One of the largest protests in recent Turkish history–the protesters were numbered in the hundreds of thousands–took place in opposition to the increasingly authoritarian politics of President Erdogan.  The protest occurred about a year after an abortive coup against Erdogan led to the imposition of harsh policies against the military, the press, and the judiciary.  The response by Turkish authorities will undoubtedly be harsh–the world should try to assure that the protests do not elicit a complete breakdown of the civil order in Turkey.

Posted July 9, 2017 by vferraro1971 in World Politics

8 July 2017   Leave a comment

One of the highly touted “positive” outcomes of the Trump-Putin discussions was a cease-fire in southwest Syria.  Significantly, both Jordan and Israel are “partners” to the cease-fire.  There have been four previously declared “cease-fires” in Syria, and all of them were failures.  It is testimony to the relative impotence of both Russia and the US in the tangled politics of Syria.  There are far too many well-armed actors in the country, all of which have their own agendas.  These actors pay little attention to “great” powers and the great powers actually have too little at stake in peace in Syria.

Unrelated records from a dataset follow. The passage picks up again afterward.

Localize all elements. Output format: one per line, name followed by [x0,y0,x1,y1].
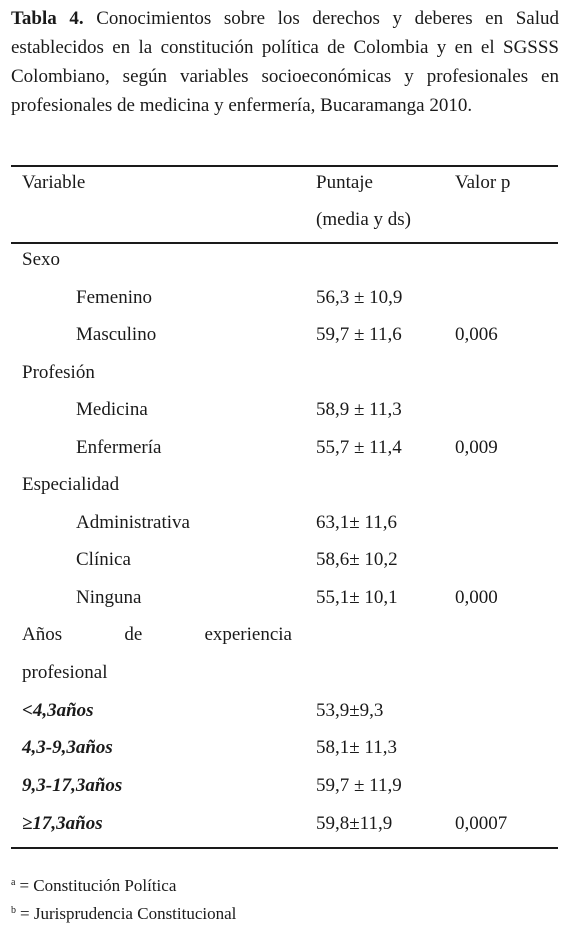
row-label: <4,3años [22,700,94,721]
top-rule [11,165,558,167]
row-label: Masculino [76,324,157,345]
row-label: Ninguna [76,587,142,608]
row-label: 4,3-9,3años [22,737,113,758]
row-pvalue: 0,006 [455,324,498,345]
footnote-mark: a [11,877,16,888]
header-pvalue: Valor p [455,172,511,193]
table-label: Tabla 4. [11,8,84,29]
row-score: 58,6± 10,2 [316,549,398,570]
group-label-sexo: Sexo [22,249,60,270]
row-score: 59,7 ± 11,9 [316,775,402,796]
footnote: b = Jurisprudencia Constitucional [11,900,236,925]
row-label: Enfermería [76,437,162,458]
row-label: Medicina [76,399,148,420]
row-score: 55,7 ± 11,4 [316,437,402,458]
table-caption: Tabla 4. Conocimientos sobre los derecho… [11,4,559,120]
group-label-word: Años [22,624,63,645]
row-label: Administrativa [76,512,190,533]
group-label-especialidad: Especialidad [22,474,120,495]
footnote-text: = Jurisprudencia Constitucional [20,904,237,923]
header-variable: Variable [22,172,86,193]
row-label: Femenino [76,287,152,308]
row-score: 55,1± 10,1 [316,587,398,608]
group-label-word: experiencia [204,624,292,645]
footnote: a = Constitución Política [11,872,176,897]
row-score: 59,8±11,9 [316,813,393,834]
footnote-text: = Constitución Política [19,876,177,895]
row-label: ≥17,3años [22,813,103,834]
row-pvalue: 0,0007 [455,813,508,834]
row-label: 9,3-17,3años [22,775,123,796]
row-pvalue: 0,009 [455,437,498,458]
row-label: Clínica [76,549,131,570]
row-score: 53,9±9,3 [316,700,384,721]
bottom-rule [11,847,558,849]
row-score: 59,7 ± 11,6 [316,324,402,345]
header-rule [11,242,558,244]
group-label-profesion: Profesión [22,362,95,383]
group-label-word: de [124,624,143,645]
row-score: 58,1± 11,3 [316,737,397,758]
row-score: 63,1± 11,6 [316,512,397,533]
footnote-mark: b [11,905,16,916]
caption-text: Conocimientos sobre los derechos y deber… [11,8,559,116]
row-score: 56,3 ± 10,9 [316,287,403,308]
row-score: 58,9 ± 11,3 [316,399,402,420]
group-label-experiencia-line2: profesional [22,662,108,683]
group-label-experiencia: Años de experiencia [22,623,292,647]
header-score-line1: Puntaje [316,172,373,193]
row-pvalue: 0,000 [455,587,498,608]
header-score-line2: (media y ds) [316,209,411,230]
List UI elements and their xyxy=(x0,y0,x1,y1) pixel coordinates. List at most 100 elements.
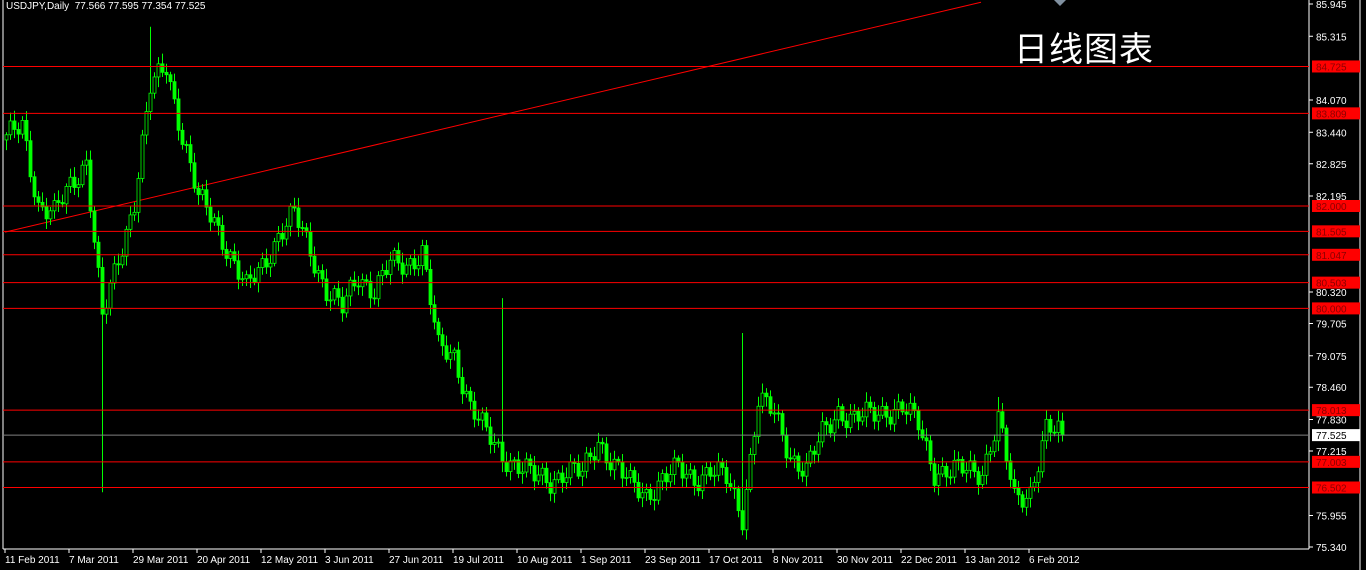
candle-body xyxy=(756,405,761,437)
current-price-label-bg xyxy=(1312,429,1360,442)
candle xyxy=(444,335,449,363)
candle xyxy=(580,461,585,487)
candle xyxy=(740,332,745,536)
candle xyxy=(552,470,557,503)
candle-body xyxy=(500,441,505,463)
x-tick-label: 3 Jun 2011 xyxy=(325,555,374,566)
candle xyxy=(816,432,821,463)
candle-body xyxy=(316,270,321,274)
x-tick-label: 27 Jun 2011 xyxy=(389,555,444,566)
candle-body xyxy=(532,465,537,482)
candle-body xyxy=(536,474,541,482)
candle xyxy=(1060,412,1065,442)
candle-body xyxy=(320,270,325,280)
candle-body xyxy=(736,488,741,512)
candle xyxy=(396,242,401,271)
candle xyxy=(692,465,697,496)
candle xyxy=(916,406,921,440)
candle-body xyxy=(356,285,361,288)
candle-body xyxy=(964,469,969,474)
candle xyxy=(160,53,165,77)
candle xyxy=(380,263,385,286)
candle xyxy=(260,252,265,275)
candle-body xyxy=(892,408,897,425)
candle-body xyxy=(580,470,585,477)
candle-body xyxy=(916,410,921,431)
candle-body xyxy=(904,411,909,415)
candle xyxy=(120,248,125,269)
level-label: 78.013 xyxy=(1316,406,1347,417)
candle xyxy=(732,479,737,499)
candle xyxy=(1024,489,1029,516)
candle-body xyxy=(652,499,657,501)
candle-body xyxy=(552,479,557,494)
candle xyxy=(44,197,49,230)
candle xyxy=(492,433,497,454)
candle xyxy=(200,184,205,201)
x-tick-label: 17 Oct 2011 xyxy=(709,555,763,566)
candle xyxy=(56,190,61,213)
candle-body xyxy=(88,159,93,212)
candle-body xyxy=(448,352,453,360)
candle-body xyxy=(260,258,265,268)
level-label-bg xyxy=(1312,60,1360,73)
candle xyxy=(100,257,105,493)
candle-body xyxy=(752,436,757,455)
candle-body xyxy=(692,469,697,486)
candle-body xyxy=(408,258,413,266)
candle-body xyxy=(632,470,637,483)
candle xyxy=(420,239,425,276)
candle-body xyxy=(600,441,605,445)
candle-body xyxy=(28,140,33,178)
candle xyxy=(780,410,785,442)
candle-body xyxy=(128,214,133,230)
candle-body xyxy=(888,416,893,425)
level-label-bg xyxy=(1312,481,1360,494)
candle-body xyxy=(112,263,117,284)
candle xyxy=(292,197,297,212)
x-tick-label: 19 Jul 2011 xyxy=(453,555,504,566)
candle-body xyxy=(248,274,253,279)
candle xyxy=(48,206,53,225)
candle xyxy=(988,446,993,463)
y-tick-label: 78.460 xyxy=(1316,383,1347,394)
candle-body xyxy=(796,455,801,472)
candle-body xyxy=(764,392,769,398)
candle xyxy=(64,183,69,214)
candle xyxy=(756,396,761,444)
candle-body xyxy=(740,510,745,531)
candle-body xyxy=(396,250,401,264)
candle xyxy=(172,73,177,104)
candle-body xyxy=(932,463,937,486)
candle xyxy=(796,452,801,480)
candle-body xyxy=(176,98,181,131)
trendline xyxy=(4,1,982,233)
candle xyxy=(908,393,913,421)
candle xyxy=(972,454,977,478)
candle xyxy=(348,276,353,307)
candle xyxy=(860,407,865,426)
candle xyxy=(544,461,549,489)
x-tick-label: 13 Jan 2012 xyxy=(965,555,1020,566)
candle xyxy=(856,407,861,431)
candle xyxy=(748,447,753,493)
candle-body xyxy=(348,279,353,297)
candle xyxy=(772,402,777,424)
candle-body xyxy=(124,228,129,257)
candle-body xyxy=(72,176,77,188)
candle xyxy=(40,192,45,211)
candle xyxy=(316,265,321,283)
candle-body xyxy=(392,250,397,261)
candle-body xyxy=(324,278,329,302)
candle xyxy=(1008,453,1013,489)
candle xyxy=(948,469,953,485)
candle xyxy=(616,456,621,466)
candle xyxy=(888,410,893,431)
candle-body xyxy=(304,227,309,233)
x-tick-label: 10 Aug 2011 xyxy=(517,555,573,566)
candle-body xyxy=(496,441,501,444)
candle-body xyxy=(20,120,25,135)
candle-body xyxy=(272,241,277,264)
candle xyxy=(220,215,225,256)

North Korea has accelerated its missile testing program since the election of US President Trump and Mr. Trump regards the missile program as a serious threat to the US and has threatened severe consequences for North Korea if it continues.  The reasons for Mr. Trump’s concerns are clear: a North Korean ICBM can threaten the US homeland.  The argument sounds plausible, but it ignores the fact that many states can threaten the US homeland with a nuclear attack and the US has learned how to live with those threats.  The question is whether North Korea should be plausibly regarded as different from these other states. Gregory Elich has written a fairly detailed article for Counterpunch that places the North Korean nuclear threat in context and suggests that Mr. Trump’s fears are not justified.

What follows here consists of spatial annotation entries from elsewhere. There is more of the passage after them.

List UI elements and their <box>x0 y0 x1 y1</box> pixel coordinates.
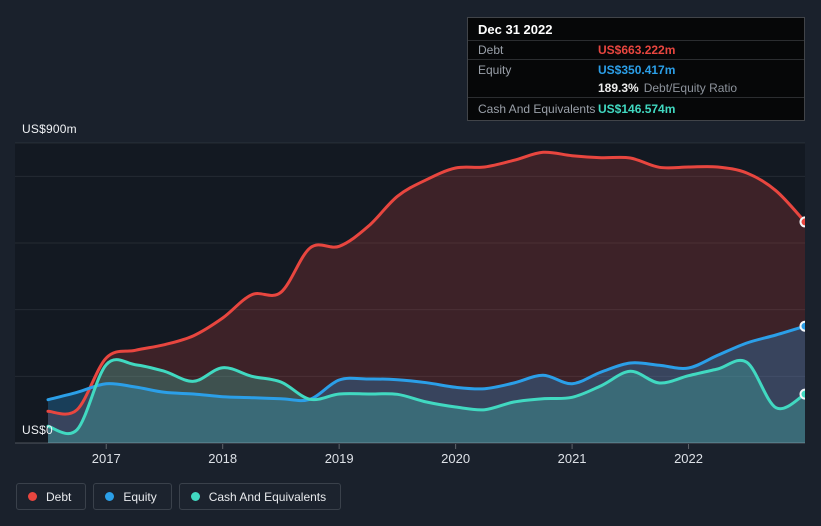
legend-cash-label: Cash And Equivalents <box>208 489 327 504</box>
plot-panel <box>15 143 805 443</box>
chart-legend: Debt Equity Cash And Equivalents <box>16 483 342 510</box>
equity-line <box>46 324 805 403</box>
legend-equity-label: Equity <box>123 489 157 504</box>
debt-line <box>46 150 805 416</box>
tooltip-row-equity: Equity US$350.417m <box>468 60 804 79</box>
debt-equity-history-chart[interactable]: US$900m US$0 2017 2018 2019 2020 2021 2022 <box>15 122 805 465</box>
hover-tooltip: Dec 31 2022 Debt US$663.222m Equity US$3… <box>467 17 805 121</box>
tooltip-ratio-value: 189.3% <box>598 81 639 95</box>
tooltip-debt-value: US$663.222m <box>598 43 676 57</box>
cash-and-equivalents-endpoint-marker <box>799 388 805 400</box>
x-axis-label: 2017 <box>92 451 121 465</box>
cash-and-equivalents-area <box>48 359 805 443</box>
legend-item-equity[interactable]: Equity <box>93 483 172 510</box>
legend-item-cash[interactable]: Cash And Equivalents <box>178 483 342 510</box>
x-axis-label: 2022 <box>674 451 703 465</box>
x-axis-label: 2019 <box>325 451 354 465</box>
equity-endpoint-marker <box>799 320 805 332</box>
y-axis-zero-label: US$0 <box>22 423 53 437</box>
legend-item-debt[interactable]: Debt <box>16 483 87 510</box>
legend-debt-label: Debt <box>46 489 72 504</box>
x-axis-label: 2021 <box>558 451 587 465</box>
tooltip-cash-value: US$146.574m <box>598 102 676 116</box>
cash-and-equivalents-line <box>46 358 805 436</box>
tooltip-equity-label: Equity <box>478 62 512 77</box>
tooltip-row-cash: Cash And Equivalents US$146.574m <box>468 98 804 120</box>
tooltip-row-debt: Debt US$663.222m <box>468 41 804 60</box>
equity-dot-icon <box>105 492 115 501</box>
y-axis-max-label: US$900m <box>22 122 77 136</box>
x-axis-label: 2020 <box>441 451 470 465</box>
tooltip-date: Dec 31 2022 <box>468 18 804 41</box>
debt-endpoint-marker <box>799 216 805 228</box>
equity-area <box>48 326 805 443</box>
debt-dot-icon <box>28 492 37 501</box>
tooltip-equity-value: US$350.417m <box>598 62 676 77</box>
cash-dot-icon <box>190 492 200 501</box>
tooltip-ratio-label: Debt/Equity Ratio <box>643 81 738 95</box>
tooltip-debt-label: Debt <box>478 43 504 57</box>
chart-svg[interactable]: 2017 2018 2019 2020 2021 2022 <box>15 130 805 465</box>
tooltip-row-ratio: 189.3% Debt/Equity Ratio <box>468 79 804 98</box>
x-axis-label: 2018 <box>208 451 237 465</box>
tooltip-cash-label: Cash And Equivalents <box>478 102 596 116</box>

The G-20 has issued its Final Communique and it is consistent with other such communiques: aspirational language with few specific details.  But there is one interesting difference from previous summaries and the difference shows the unmistakable hand of Chancellor Merkel:

“We take note of the decision of the United States of America to withdraw from the Paris Agreement. The United States of America announced it will immediately cease the implementation of its current nationally-determined contribution and affirms its strong commitment to an approach that lowers emissions while supporting economic growth and improving energy security needs….

“The Leaders of the other G20 members state that the Paris Agreement is irreversible.”

It is rare for an individual state to be singled out for a smackdown.  It is clear that the leaders of the other 19 countries were not pleased with the US position.